It’s impossible for me to suppress feelings of grief or loss. Even if the losses seem irrational, unreal or invisible. I don’t believe that it’s a healthy habit to smooth over or pretend hurt doesn’t exist. Can you grieve the loss of something that you crave so desperately but that you’ve never actually had?
Well I do and I’m certain that I’m not the only one. It can be a complicated and isolating type of grief. Most people typically don’t dive head first into the deep end of life’s sad realities. When your grandmother dies, and you’re grieving, it’s perfectly acceptable and understood that those around you will outwardly express their sympathy with hugs, cards, tears, and conversations. However, when some life event or experience sparks the brush pile of your invisible loss, the hidden flames of sadness often have the fuel to grow pretty quickly.
Only those who know you in the most vulnerable way may ever recognize the flames. Perhaps nobody will ever know.

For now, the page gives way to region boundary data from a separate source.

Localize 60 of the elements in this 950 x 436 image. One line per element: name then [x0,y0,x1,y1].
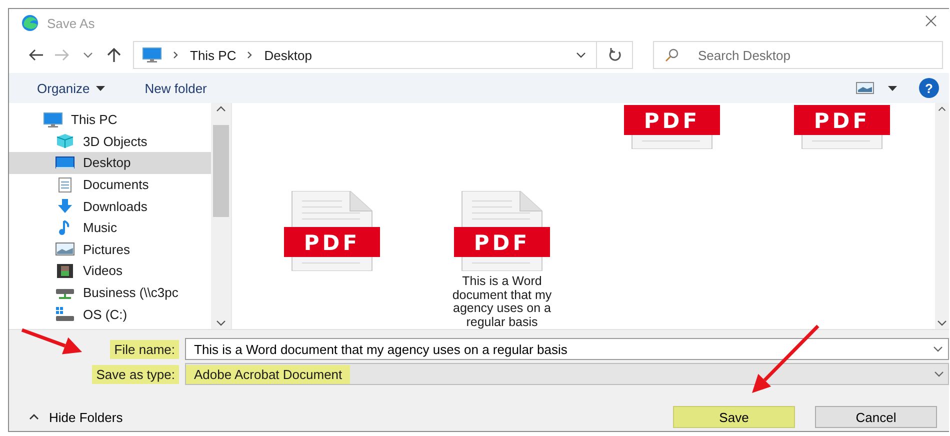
search-field[interactable]: Search Desktop [653,41,943,69]
sidebar-item[interactable]: Pictures [9,238,211,260]
file-name-field[interactable]: This is a Word document that my agency uses on a regular basis [185,338,949,360]
cube-icon [55,133,75,150]
organize-button[interactable]: Organize [35,78,107,98]
sidebar-item[interactable]: Business (\\c3pc [9,282,211,304]
scrollbar[interactable] [211,103,231,329]
chevron-right-icon [246,51,254,59]
scrollbar[interactable] [935,103,949,329]
sidebar-item[interactable]: Music [9,216,211,239]
caret-icon [96,86,105,90]
sidebar-item[interactable]: 3D Objects [9,130,211,152]
sidebar-item[interactable]: This PC [9,109,211,131]
refresh-button[interactable] [597,41,633,69]
search-icon [665,48,679,62]
file-name-label: File name: [110,340,179,358]
sidebar-item[interactable]: Documents [9,174,211,196]
chevron-down-icon [576,52,586,58]
chevron-down-icon [933,346,943,352]
chevron-down-icon [934,371,944,377]
save-as-type-dropdown[interactable]: Adobe Acrobat Document [185,363,949,385]
sidebar-item[interactable]: OS (C:) [9,303,211,325]
up-arrow-icon [107,47,121,63]
new-folder-button[interactable]: New folder [142,78,209,98]
back-arrow-icon [28,49,44,61]
refresh-icon [608,48,622,62]
file-name-label: This is a Word document that my agency uses on a regular basis [451,275,553,329]
forward-arrow-icon [54,49,70,61]
breadcrumb-item[interactable]: This PC [190,48,236,62]
sidebar-item[interactable]: Downloads [9,195,211,217]
close-icon [925,15,937,27]
desktop-icon [55,154,75,171]
scroll-down-icon [216,320,226,326]
scroll-down-icon [937,320,947,326]
film-icon [55,262,75,279]
annotation-arrow [752,324,820,393]
annotation-arrow [21,328,82,354]
dialog-button[interactable]: Cancel [815,406,937,428]
sidebar-item[interactable]: Desktop [9,152,211,174]
monitor-icon [142,47,162,63]
sidebar-item[interactable]: Videos [9,260,211,282]
computer-icon [43,112,63,128]
scroll-up-icon[interactable] [216,106,226,112]
pictures-icon [55,241,75,258]
hide-folders-button[interactable]: Hide Folders [29,410,123,424]
drive-icon [55,306,75,322]
chevron-down-icon [83,52,93,58]
save-as-type-label: Save as type: [92,364,179,384]
window-title: Save As [47,16,95,30]
chevron-up-icon [29,414,39,420]
help-button[interactable]: ? [919,78,939,98]
browser-logo-icon [21,14,39,32]
chevron-right-icon [172,51,180,59]
breadcrumb-item[interactable]: Desktop [264,48,312,62]
caret-icon [888,86,897,90]
address-bar[interactable]: This PC Desktop [133,41,597,69]
download-icon [55,198,75,214]
scroll-up-icon[interactable] [938,106,946,112]
view-options-icon[interactable] [856,82,874,94]
dialog-button[interactable]: Save [673,406,795,428]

Sometimes specific settings or conversations or experiences can shake you up. It can feel like you’re driving over a giant pot hole. You can prepare yourself beforehand, but you know that it will inevitably jar your spirit and temporarily hurt. Always. Just like a familiar pothole on that street that you have to drive through. The feeling of bracing yourself for the broken road doesn’t go away. Maybe ever.

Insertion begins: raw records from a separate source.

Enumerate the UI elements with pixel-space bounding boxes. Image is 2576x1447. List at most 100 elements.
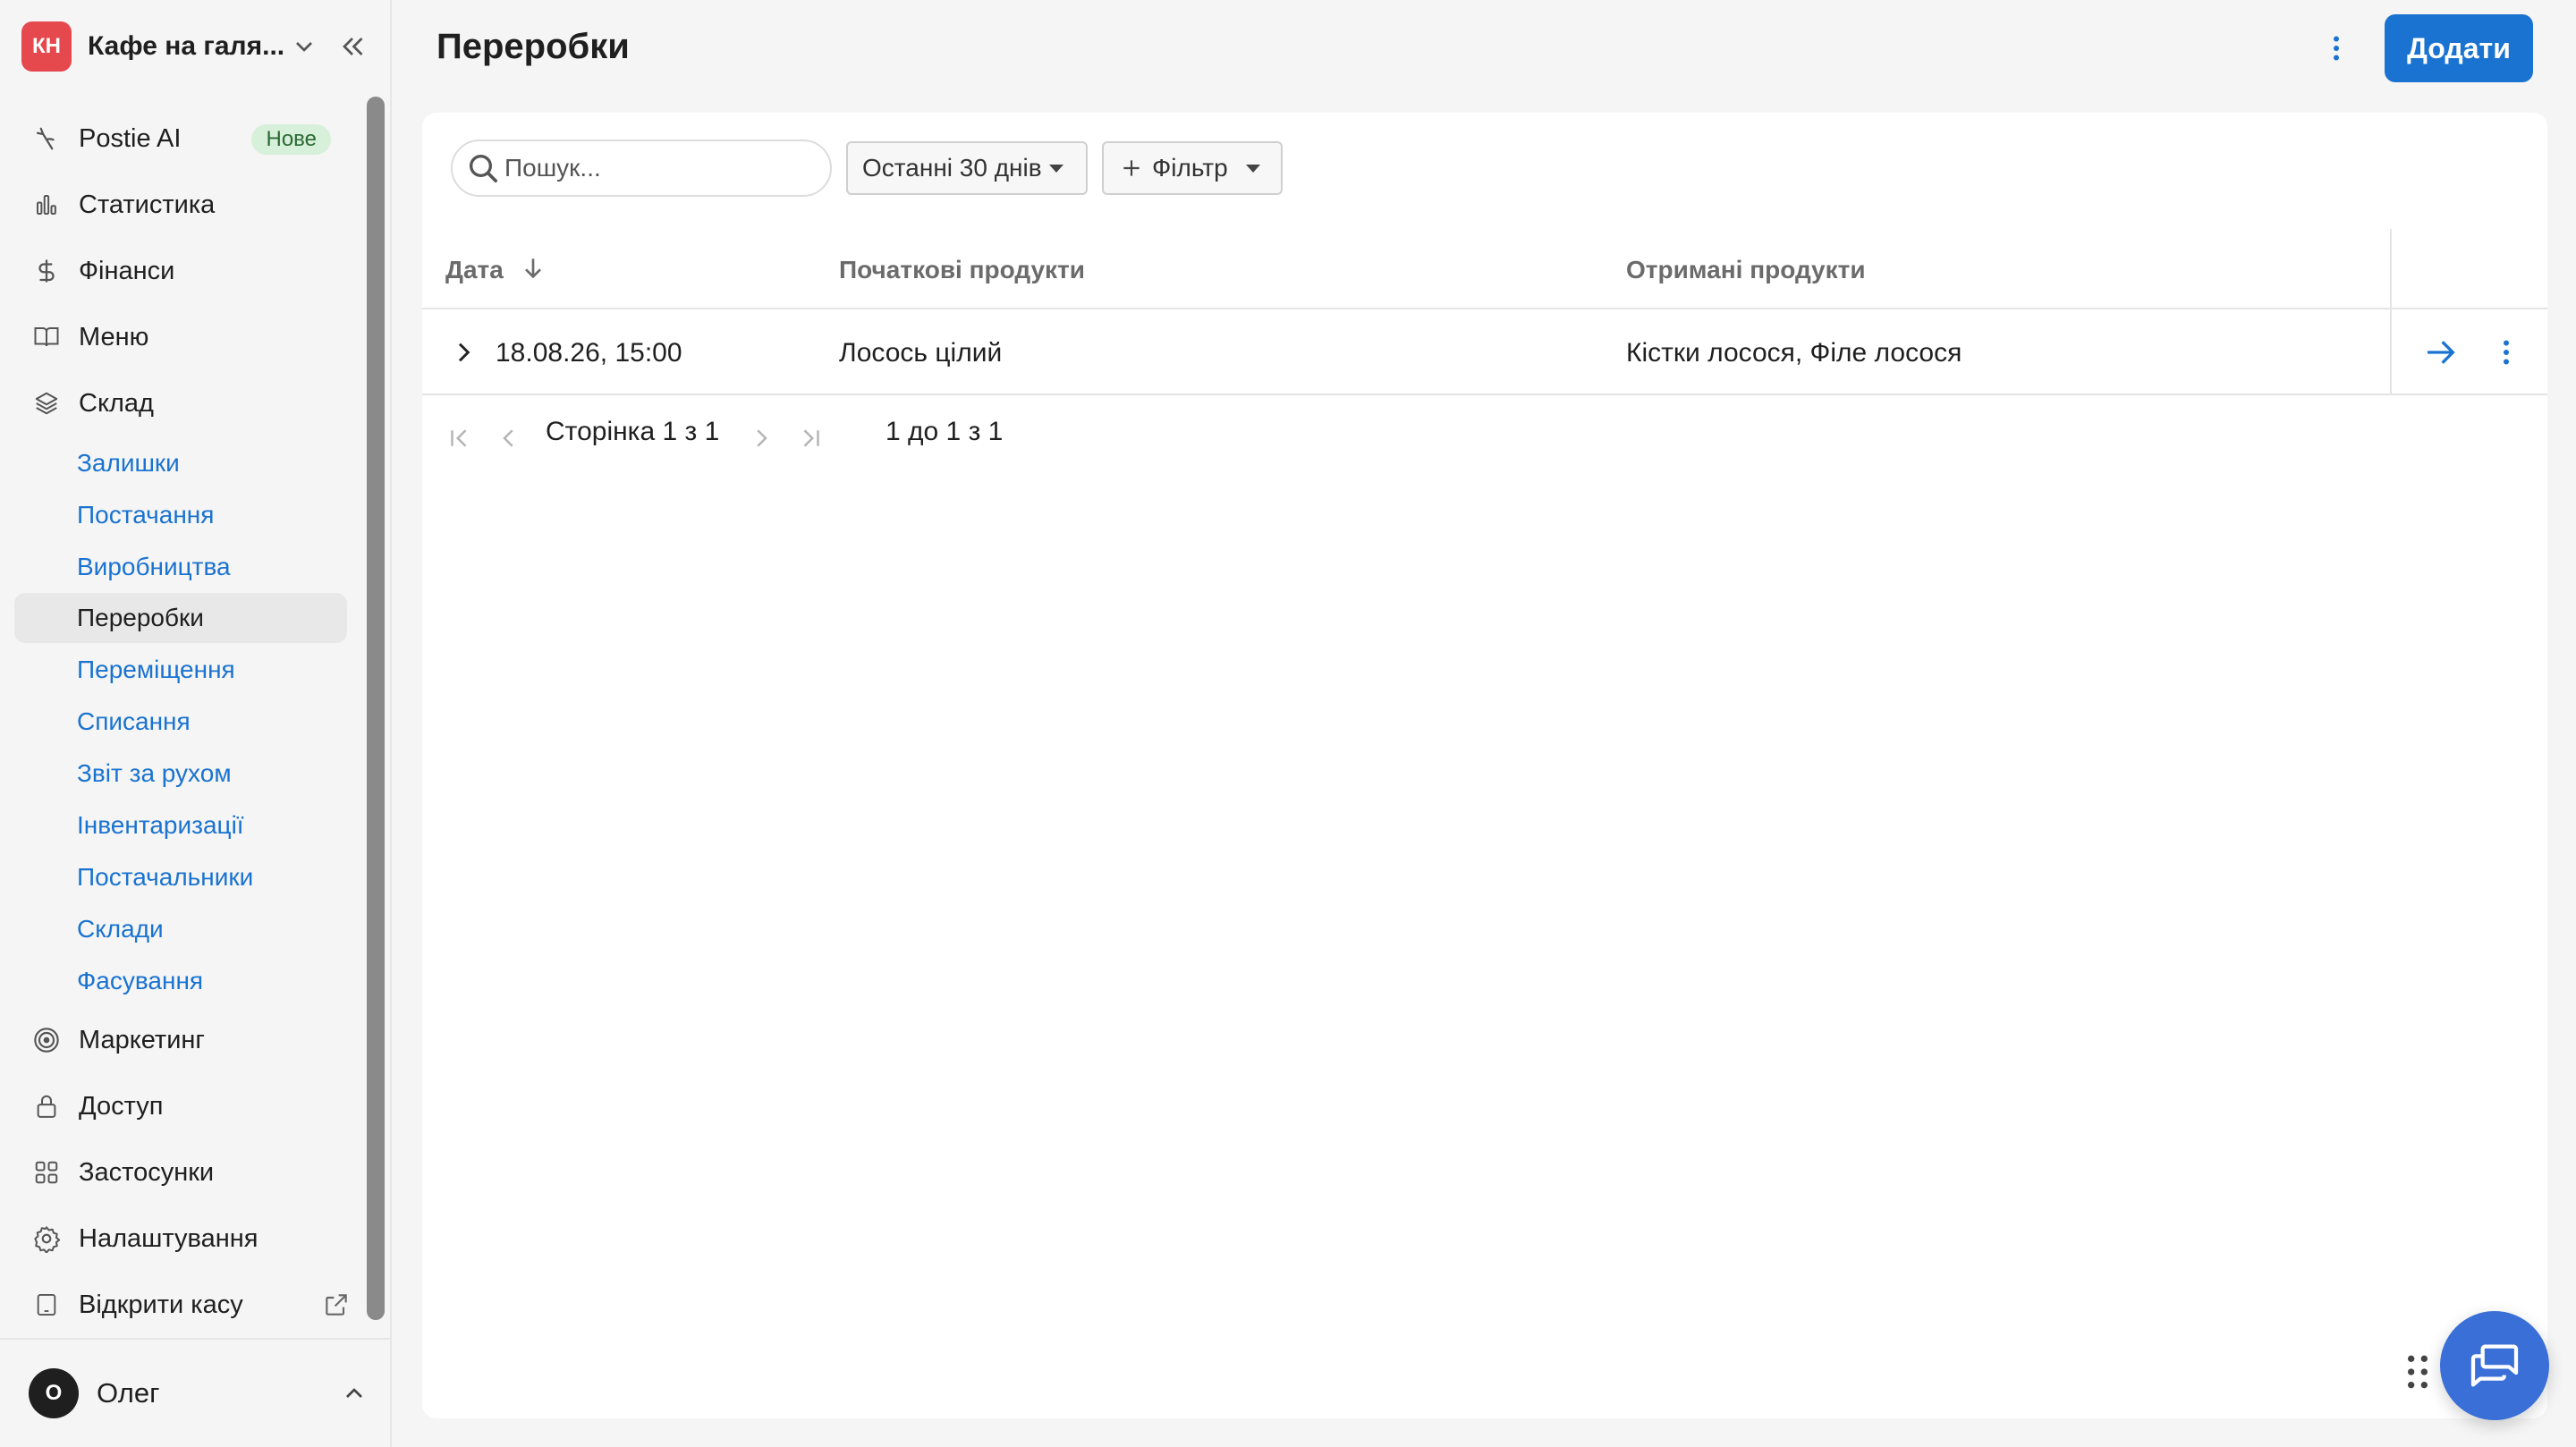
sidebar-subitem-label: Виробництва — [77, 553, 231, 580]
row-more-options-icon[interactable] — [2490, 334, 2522, 370]
target-icon — [29, 1022, 64, 1058]
sidebar-item-statistics[interactable]: Статистика — [14, 178, 347, 232]
venue-switcher[interactable]: КН Кафе на галя... — [21, 21, 370, 72]
sidebar-scrollbar[interactable] — [367, 97, 385, 1320]
sidebar-item-menu[interactable]: Меню — [14, 310, 347, 364]
caret-down-icon — [1048, 164, 1063, 173]
sidebar-item-apps[interactable]: Застосунки — [14, 1146, 347, 1199]
bar-chart-icon — [29, 187, 64, 223]
sidebar-item-label: Застосунки — [79, 1157, 215, 1187]
sidebar-item-access[interactable]: Доступ — [14, 1079, 347, 1133]
sidebar-item-label: Фінанси — [79, 256, 175, 285]
tablet-icon — [29, 1287, 64, 1323]
sidebar-subitem-label: Фасування — [77, 967, 204, 994]
venue-logo: КН — [21, 21, 72, 72]
sidebar-subitem-label: Звіт за рухом — [77, 759, 232, 787]
user-name: Олег — [97, 1377, 160, 1409]
caret-down-icon — [1245, 164, 1260, 173]
apps-grid-icon — [29, 1155, 64, 1190]
book-icon — [29, 319, 64, 355]
sidebar-subitem-suppliers[interactable]: Постачальники — [14, 852, 347, 902]
chevron-down-icon[interactable] — [290, 32, 318, 61]
sidebar-subitem-stock[interactable]: Залишки — [14, 438, 347, 488]
new-badge: Нове — [251, 124, 331, 155]
chevron-up-icon[interactable] — [340, 1379, 369, 1408]
next-page-icon[interactable] — [748, 422, 775, 454]
avatar: O — [29, 1368, 79, 1418]
sidebar: КН Кафе на галя... Postie AI Нове Статис… — [0, 0, 392, 1447]
sidebar-item-label: Склад — [79, 388, 154, 418]
gear-icon — [29, 1221, 64, 1257]
column-header-result-products: Отримані продукти — [1626, 256, 1866, 283]
sidebar-subitem-inventories[interactable]: Інвентаризації — [14, 800, 347, 850]
sidebar-subitem-write-offs[interactable]: Списання — [14, 697, 347, 747]
plus-icon — [1123, 160, 1140, 176]
column-header-date[interactable]: Дата — [445, 256, 504, 284]
sidebar-subitem-label: Інвентаризації — [77, 811, 244, 839]
period-dropdown[interactable]: Останні 30 днів — [846, 141, 1088, 195]
sidebar-subitem-label: Переробки — [77, 604, 204, 631]
search-icon — [470, 155, 497, 183]
support-chat-button[interactable] — [2440, 1311, 2549, 1420]
row-result-products: Кістки лосося, Філе лосося — [1626, 338, 1962, 368]
add-filter-button[interactable]: Фільтр — [1102, 141, 1283, 195]
first-page-icon[interactable] — [445, 422, 472, 454]
sidebar-subitem-supplies[interactable]: Постачання — [14, 490, 347, 540]
row-date: 18.08.26, 15:00 — [496, 338, 682, 368]
sidebar-item-label: Доступ — [79, 1091, 164, 1121]
chevron-right-icon[interactable] — [449, 336, 478, 368]
chat-icon — [2470, 1344, 2519, 1387]
sidebar-item-postie-ai[interactable]: Postie AI Нове — [14, 112, 347, 165]
lock-icon — [29, 1088, 64, 1124]
sidebar-item-label: Маркетинг — [79, 1025, 205, 1054]
sidebar-item-warehouse[interactable]: Склад — [14, 377, 347, 430]
venue-name: Кафе на галя... — [88, 31, 285, 61]
filter-label: Фільтр — [1152, 154, 1228, 182]
user-menu[interactable]: O Олег — [29, 1368, 369, 1418]
add-button[interactable]: Додати — [2385, 14, 2533, 82]
sort-descending-icon[interactable] — [519, 252, 547, 284]
page-title: Переробки — [436, 27, 630, 66]
page-indicator: Сторінка 1 з 1 — [546, 417, 720, 446]
drag-handle-icon[interactable] — [2404, 1352, 2431, 1392]
sidebar-subitem-label: Склади — [77, 915, 164, 943]
postie-ai-icon — [29, 121, 64, 157]
sidebar-item-settings[interactable]: Налаштування — [14, 1212, 347, 1265]
search-input[interactable] — [504, 154, 809, 182]
sidebar-item-label: Postie AI — [79, 123, 182, 153]
sidebar-subitem-packaging[interactable]: Фасування — [14, 956, 347, 1006]
sidebar-item-label: Статистика — [79, 190, 216, 219]
sidebar-subitem-label: Постачальники — [77, 863, 254, 891]
row-source-products: Лосось цілий — [839, 338, 1003, 368]
range-indicator: 1 до 1 з 1 — [886, 417, 1004, 446]
sidebar-subitem-processing[interactable]: Переробки — [14, 593, 347, 643]
sidebar-subitem-label: Постачання — [77, 501, 215, 529]
sidebar-item-label: Меню — [79, 322, 149, 351]
arrow-right-icon[interactable] — [2422, 334, 2460, 370]
sidebar-item-marketing[interactable]: Маркетинг — [14, 1013, 347, 1067]
period-label: Останні 30 днів — [862, 154, 1042, 182]
table-header: Дата Початкові продукти Отримані продукт… — [422, 229, 2547, 309]
table-row[interactable]: 18.08.26, 15:00 Лосось цілий Кістки лосо… — [422, 311, 2547, 395]
collapse-sidebar-icon[interactable] — [336, 30, 369, 63]
dollar-icon — [29, 253, 64, 289]
more-options-icon[interactable] — [2320, 30, 2352, 66]
external-link-icon — [326, 1294, 347, 1316]
layers-icon — [29, 385, 64, 421]
previous-page-icon[interactable] — [496, 422, 522, 454]
sidebar-subitem-movement-report[interactable]: Звіт за рухом — [14, 749, 347, 799]
sidebar-subitem-productions[interactable]: Виробництва — [14, 542, 347, 592]
last-page-icon[interactable] — [798, 422, 825, 454]
sidebar-subitem-label: Переміщення — [77, 656, 235, 683]
sidebar-item-open-register[interactable]: Відкрити касу — [14, 1278, 347, 1332]
column-header-source-products: Початкові продукти — [839, 256, 1085, 283]
sidebar-subitem-label: Списання — [77, 707, 191, 735]
sidebar-item-label: Відкрити касу — [79, 1290, 243, 1319]
sidebar-divider — [0, 1338, 392, 1340]
sidebar-subitem-transfers[interactable]: Переміщення — [14, 645, 347, 695]
search-box[interactable] — [451, 140, 832, 197]
sidebar-subitem-label: Залишки — [77, 449, 180, 477]
sidebar-item-finance[interactable]: Фінанси — [14, 244, 347, 298]
sidebar-subitem-warehouses[interactable]: Склади — [14, 904, 347, 954]
processing-table-card: Останні 30 днів Фільтр Дата Початкові пр… — [422, 113, 2547, 1418]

In humans, like me, it feels more like a heart hole.
On some bright and sunny days, you can maybe handle one of the heart holes. You might swerve around it to avoid it. Maybe leave the room at the perfect time or don’t ever walk into the room where that routine casual conversation is not so casual for you. Because it hurts. Because you have an open wound that’s tender, and perhaps it won’t ever heal. You can try and plug up heart holes, but it’s only a temporary fix. They always come back.
Grief hurts. Physically. Emotionally. Spiritually. Hurt slowly burns. Then, it can leave your eyes dry and your heart and body all sore and achey. When my husband opens his arms and holds me and let’s me cry the tears, my real tears, mean a loss is a loss. His presence tells me that it’s okay to feel the invisible weight of hidden or invisible losses. I don’t have to justify them to anyone to know that my pain is real. Validated. Visible. Even if I have never received sympathy cards. And most likely, never will.
I don’t want to take my pain or losses out on anybody else. That’s one of the reasons I write and how I experience the unfathomable joy of this world along with the deep pains too.
I can sit with my son as he draws a “ginormous smile” on himself in his picture. The green marker smile goes off of his stick boy drawing and around and around the scene because “he’s that happy.” And so am I sitting next to him. Then as suddenly as a car shifts into second gear, I can drop him off at preschool and then switch gears and cry until I reach my husband’s embrace. There’s something so healing in these kind of tears. I can cry some more because he understands my grief. Because of how deeply he cares for me, my struggles become his struggles too. He rides over the broken parts of the road, sitting right next to me. And this makes me cry all over again. Grateful tears for his endless love for me.
I am aware that I am not the only one who grieves the losses that nobody ever saw. I know this. So, I share to let another know that it’s okay to hurt. And it’s okay to cry. And it’s okay to be upset and grateful and joyful. We are beautiful, complicated beings. Why would our emotions and feelings not be overlapping, entertwining, connecting and complicated in the same way as our physical bodies?
Ready or not, here I come. It’s a bit like hide and seek grief. You may unexpectedly stumble upon one of your losses hidden away in the closet or the cabinet up high. Or perhaps somebody else will unintentionally reveal one of your hopes, dreams unfulfilled or losses. I hope you will give yourself permission to grieve. And I hope you will let another share the extraordinarily heavy weight of your invisible loss so that it may become more bearable.